By 2018, Chinese investment in New York had dropped to $336 million. . .
https://therealdeal.com/2019/0...
I can't say anything intelligent here, but it just feels weird that major construction is determined by foreign investors, who are not invested in the character and well being of the city. The buildings, at least, are concrete, and there are many. The rest feels like air.
And who is living in the condos? Wealthy foreigners with expensive pied-à-terres?
Related:
“Large global private equity investors including Blackstone, Goldman Sachs, GlobalLand and others have spent more than $6.3 billion acquiring nearly 29,000 units in the Portland area in just the past four years,” said Hanson.
Developers are demolishing sound, habitable, affordable housing and replacing it with housing priced at the very top of the market. The result is to push low- and moderate-income families and communities of color out to the edges of the metro area, away from jobs, schools, public events, parks, mass transit and walkable neighborhoods.
In many cities, investment firms now own enough property to wield the monopoly power to jack up rents, and – with deep pockets and tax breaks – can weather high vacancy rates in order to keep rents high. Wall Street is using those rent payments to create highly profitable new financial assets called rent-backed securities, much like the shaky mortgage-backed securities behind the financial crisis of 2008.

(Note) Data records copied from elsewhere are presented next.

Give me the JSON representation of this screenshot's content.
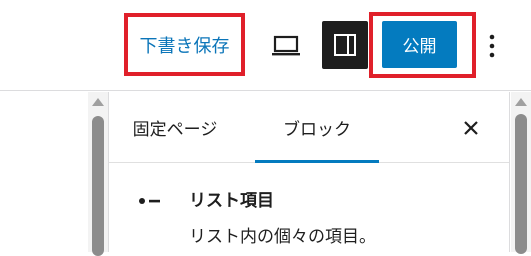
{
  "toolbar": {
    "save_draft_label": "下書き保存",
    "publish_label": "公開",
    "preview_icon": "laptop-icon",
    "settings_icon": "sidebar-panel-icon",
    "more_icon": "vertical-ellipsis-icon"
  },
  "sidebar": {
    "tabs": [
      {
        "label": "固定ページ",
        "active": false
      },
      {
        "label": "ブロック",
        "active": true
      }
    ],
    "close_icon": "close-icon",
    "block": {
      "icon": "list-item-icon",
      "title": "リスト項目",
      "description": "リスト内の個々の項目。"
    }
  },
  "colors": {
    "accent": "#047bbf",
    "highlight": "#e0202a",
    "settings_active_bg": "#1e1e1e"
  }
}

The financialization of housing is happening worldwide, driven by Wall Street’s discovery that residential real estate could be the source of tremendous profits. It’s been described by powerful United Nations reporting, led by Leilani Farha, saying, “Housing is at the centre of an historic structural transformation in global investment and the economies of the industrialized world, with profound consequences for those in need of adequate housing … Housing and real estate markets have been transformed by corporate finance, including banks, insurance and pension funds, hedge funds, private equity firms and other kinds of financial intermediaries with massive amounts of capital.”
Big institutional investors are also hawking a new financial instrument, rent-backed securities. Blackstone pioneered the rent-backed bond, which is a lot like the mortgage-backed “assets” behind the 2008 financial crisis. In 2012, investors paid Blackstone $479 million for the first bonds, effectively a loan to be paid back over time with rent payments. Other investment houses jumped into the game. All of them can use the money they raise to continue real estate buying sprees.
Hanson says that Blackstone sold the bonds asserting that building rents would remain high and vacancy rates low. If rent payments falter, in the coming recession or later, defaults could trigger the collapse of a house of cards of debt, as in 2008. Huge numbers of renters could be evicted in the mess that follows.
from "Wall Street speculators and the loss of affordable housing," Mary King
https://news.streetroots.org/2...
Capitalism is parasitical.
It is also blind. If there are any parallels to 2008, we could be looking at another fall.
The whole thing has been propped up with funny money since long before 2008. All the funny money went to the people who already had waaay too much and have been squeezing the last penny out of everyone else.